Yes, in strict=True mode, there are very few pinyin that have neither initial consonants nor finals. For example, the following pinyin (from the Chinese characters嗯,呒,呣,唔):

 ń ńg ňg ǹg ň ǹ m̄ ḿ m̀

It is particularly important to note that all pinyin for嗯has neither initial consonants nor finals, and the default pinyin for呣has neither initial consonants nor finals. See #109 #259 #284 for details.

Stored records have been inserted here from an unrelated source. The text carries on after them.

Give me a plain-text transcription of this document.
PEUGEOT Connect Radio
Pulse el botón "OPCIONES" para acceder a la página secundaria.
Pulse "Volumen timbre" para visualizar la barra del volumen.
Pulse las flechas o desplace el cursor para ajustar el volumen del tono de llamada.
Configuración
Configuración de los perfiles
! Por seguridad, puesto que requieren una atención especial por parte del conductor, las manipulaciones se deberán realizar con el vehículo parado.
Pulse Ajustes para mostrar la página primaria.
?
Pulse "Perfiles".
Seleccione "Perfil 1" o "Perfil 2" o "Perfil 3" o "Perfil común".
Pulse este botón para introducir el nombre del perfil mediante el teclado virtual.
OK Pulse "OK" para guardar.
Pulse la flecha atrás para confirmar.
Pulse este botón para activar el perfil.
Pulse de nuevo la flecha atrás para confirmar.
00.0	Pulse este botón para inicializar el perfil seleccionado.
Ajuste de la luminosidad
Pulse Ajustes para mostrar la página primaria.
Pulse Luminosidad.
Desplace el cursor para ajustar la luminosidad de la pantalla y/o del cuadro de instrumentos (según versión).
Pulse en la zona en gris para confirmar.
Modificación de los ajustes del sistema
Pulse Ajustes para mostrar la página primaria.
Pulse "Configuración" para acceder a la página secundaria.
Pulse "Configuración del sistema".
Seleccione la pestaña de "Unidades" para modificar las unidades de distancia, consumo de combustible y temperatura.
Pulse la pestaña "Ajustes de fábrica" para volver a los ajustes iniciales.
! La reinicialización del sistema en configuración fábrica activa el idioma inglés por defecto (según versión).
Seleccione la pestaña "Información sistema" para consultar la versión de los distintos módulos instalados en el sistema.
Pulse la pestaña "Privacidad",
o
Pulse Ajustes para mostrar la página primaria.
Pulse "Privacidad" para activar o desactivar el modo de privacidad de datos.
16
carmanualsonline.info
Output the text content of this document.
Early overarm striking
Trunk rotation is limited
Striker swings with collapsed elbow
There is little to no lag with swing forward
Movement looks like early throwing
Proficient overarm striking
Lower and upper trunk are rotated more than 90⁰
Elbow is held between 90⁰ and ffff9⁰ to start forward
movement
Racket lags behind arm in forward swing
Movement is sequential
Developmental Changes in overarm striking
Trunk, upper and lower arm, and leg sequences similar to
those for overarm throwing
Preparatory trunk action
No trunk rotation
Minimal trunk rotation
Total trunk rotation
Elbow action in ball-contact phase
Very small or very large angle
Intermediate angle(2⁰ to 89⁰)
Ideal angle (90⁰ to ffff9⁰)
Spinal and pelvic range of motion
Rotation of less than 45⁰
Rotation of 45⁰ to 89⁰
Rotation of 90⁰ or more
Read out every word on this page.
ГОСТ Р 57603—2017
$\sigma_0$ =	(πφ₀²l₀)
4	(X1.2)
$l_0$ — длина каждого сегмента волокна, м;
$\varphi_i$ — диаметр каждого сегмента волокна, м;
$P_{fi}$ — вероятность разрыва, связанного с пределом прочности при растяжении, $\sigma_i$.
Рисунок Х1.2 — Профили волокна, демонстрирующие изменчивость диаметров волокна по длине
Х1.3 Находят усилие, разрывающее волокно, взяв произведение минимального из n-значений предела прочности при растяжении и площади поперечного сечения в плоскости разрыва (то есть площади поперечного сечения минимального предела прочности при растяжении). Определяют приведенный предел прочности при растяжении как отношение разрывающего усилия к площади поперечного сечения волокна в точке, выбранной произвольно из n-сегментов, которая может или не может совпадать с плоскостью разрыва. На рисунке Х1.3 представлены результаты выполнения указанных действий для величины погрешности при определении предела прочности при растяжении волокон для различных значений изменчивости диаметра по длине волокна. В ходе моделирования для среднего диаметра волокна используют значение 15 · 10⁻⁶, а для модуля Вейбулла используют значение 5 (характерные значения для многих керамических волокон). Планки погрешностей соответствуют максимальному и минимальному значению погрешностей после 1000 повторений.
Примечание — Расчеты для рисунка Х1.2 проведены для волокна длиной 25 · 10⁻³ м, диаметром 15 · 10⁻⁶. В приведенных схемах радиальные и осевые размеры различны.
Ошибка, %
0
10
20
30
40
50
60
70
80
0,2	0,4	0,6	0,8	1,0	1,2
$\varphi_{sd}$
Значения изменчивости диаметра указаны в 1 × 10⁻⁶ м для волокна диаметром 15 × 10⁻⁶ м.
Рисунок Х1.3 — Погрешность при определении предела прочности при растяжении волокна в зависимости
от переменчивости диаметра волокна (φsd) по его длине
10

How to convert one style of pinyin to another style of pinyin?

You can use the auxiliary function provided by the pypinyin.contrib.tone_convert module to convert standard pinyin to obtain different styles of pinyin. For example, convert zhōng to zhong , or obtain initial consonant or final consonant data in Pinyin:

 > >> from pypinyin . contrib . tone_convert import to_normal , to_tone , to_initials , to_finals
> >> to_normal ( 'zhōng' )
'zhong'
> >> to_tone ( 'zhong1' )
'zhōng'
> >> to_initials ( 'zhōng' )
'zh'
> >> to_finals ( 'zhōng' )
'ong'

For more auxiliary functions for pinyin conversion, please see the documentation of the pypinyin.contrib.tone_convert module.

How to reduce memory usage?

If you don't particularly care about the accuracy of Pinyin, you can save memory by setting the environment variables PYPINYIN_NO_PHRASES and PYPINYIN_NO_DICT_COPY . See documentation for details

For more FAQ details, see the FAQ section of the documentation.